Da war es Gustav, als müsse er die Hände heben und bitten, man solle ihn schonen. Er war alledem so fern, wie eine Lähmung dieses Teiles seiner Seele war es. Und auf einmal brauste eine ungezügelte Angst daher, schwarz quoll es aus Tiefen bis ins Gehirn. Blind und ratlos starrte er. Aber da stand etwas auf, wie ein flüssiges Erz, wurde hart: Laß den Helden in deiner Seele nicht sterben. Wer hatte das gesagt? Viktorin? Das stand mitten in der flutenden Angst.

Auf einmal lösten sich Worte aus ihm: »Ich danke Ihnen sehr für Ihr Vertrauen!«

»Na also – abgemacht!« sagte Morek fröhlich.

Am Abend nach dem Nachtmahl von Wurst und Bier holte Gustav das schwarzrotgoldene Wappenschild aus der Schublade. Stark stand der Name Hagen in Rot. Unschlüssig drehte Gustav das Schild in den Händen, betrachtete es vorn und hinten, wie etwas sehr Fremdartiges. Auf dem Rücken der dreifarbigen Merkwürdigkeit waren die Papierzacken umgeschlagen und sachgemäß an den Rand geklebt. Dort sah es freilich nicht so ordentlich und überzeugend aus.

»Was hast du?« fragte die Mutter besorgt.

»Ich soll Sekretär beim Volksrat werden!«

Was war das nun wieder? In welchem Verhältnis waren da Ehre und Gefahr gemengt? O Gott, jenseits des Gemischtwarenladens gab es halt eine Menge Dinge, in denen man sich gar nicht auskannte. »Warum? ... wird es dir nicht schaden?« und dabei hob sich eine alte Runzelhand, die gewohnt war, zitternde Kreuze zu machen.

Gustav zuckte die Achseln: »Herr Morek will es doch! Kann ich es ihm ab schlagen?«

»Nein ... nein,« sagte die Mutter eifrig, »was fällt dir ein?

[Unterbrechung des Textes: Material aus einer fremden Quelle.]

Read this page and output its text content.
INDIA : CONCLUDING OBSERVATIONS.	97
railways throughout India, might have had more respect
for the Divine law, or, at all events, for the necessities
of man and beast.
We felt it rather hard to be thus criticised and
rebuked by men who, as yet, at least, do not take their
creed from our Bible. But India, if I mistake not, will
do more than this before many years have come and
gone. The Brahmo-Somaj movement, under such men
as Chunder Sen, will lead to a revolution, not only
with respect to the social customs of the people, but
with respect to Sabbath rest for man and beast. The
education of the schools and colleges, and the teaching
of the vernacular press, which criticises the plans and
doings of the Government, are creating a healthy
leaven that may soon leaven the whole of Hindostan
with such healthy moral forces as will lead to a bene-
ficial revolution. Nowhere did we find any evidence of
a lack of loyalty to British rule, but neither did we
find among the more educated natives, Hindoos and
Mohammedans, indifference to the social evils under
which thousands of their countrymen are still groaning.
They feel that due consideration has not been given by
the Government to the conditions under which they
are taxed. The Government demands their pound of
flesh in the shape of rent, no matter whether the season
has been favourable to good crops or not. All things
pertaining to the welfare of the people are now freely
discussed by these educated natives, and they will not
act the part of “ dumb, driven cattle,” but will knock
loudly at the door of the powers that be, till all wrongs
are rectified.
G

Wenn Morek es will ...«

Und nachher, vor dem roten Licht, hob Frau Gruber ihr Herz zum heiligen Aloisius: er möge Gustav zum Sekretär des Volksrates gesegnen. –

Es mußte wohl so sein, daß sich der Heilige grundsätzlich nicht um politische Dinge bekümmerte, denn Gustav verspürte nicht viel von einem Segen.

Noch am nächsten Nachmittag trat er in das Bureau des Chefs, entschlossen, alles vor ihn hinzubreiten.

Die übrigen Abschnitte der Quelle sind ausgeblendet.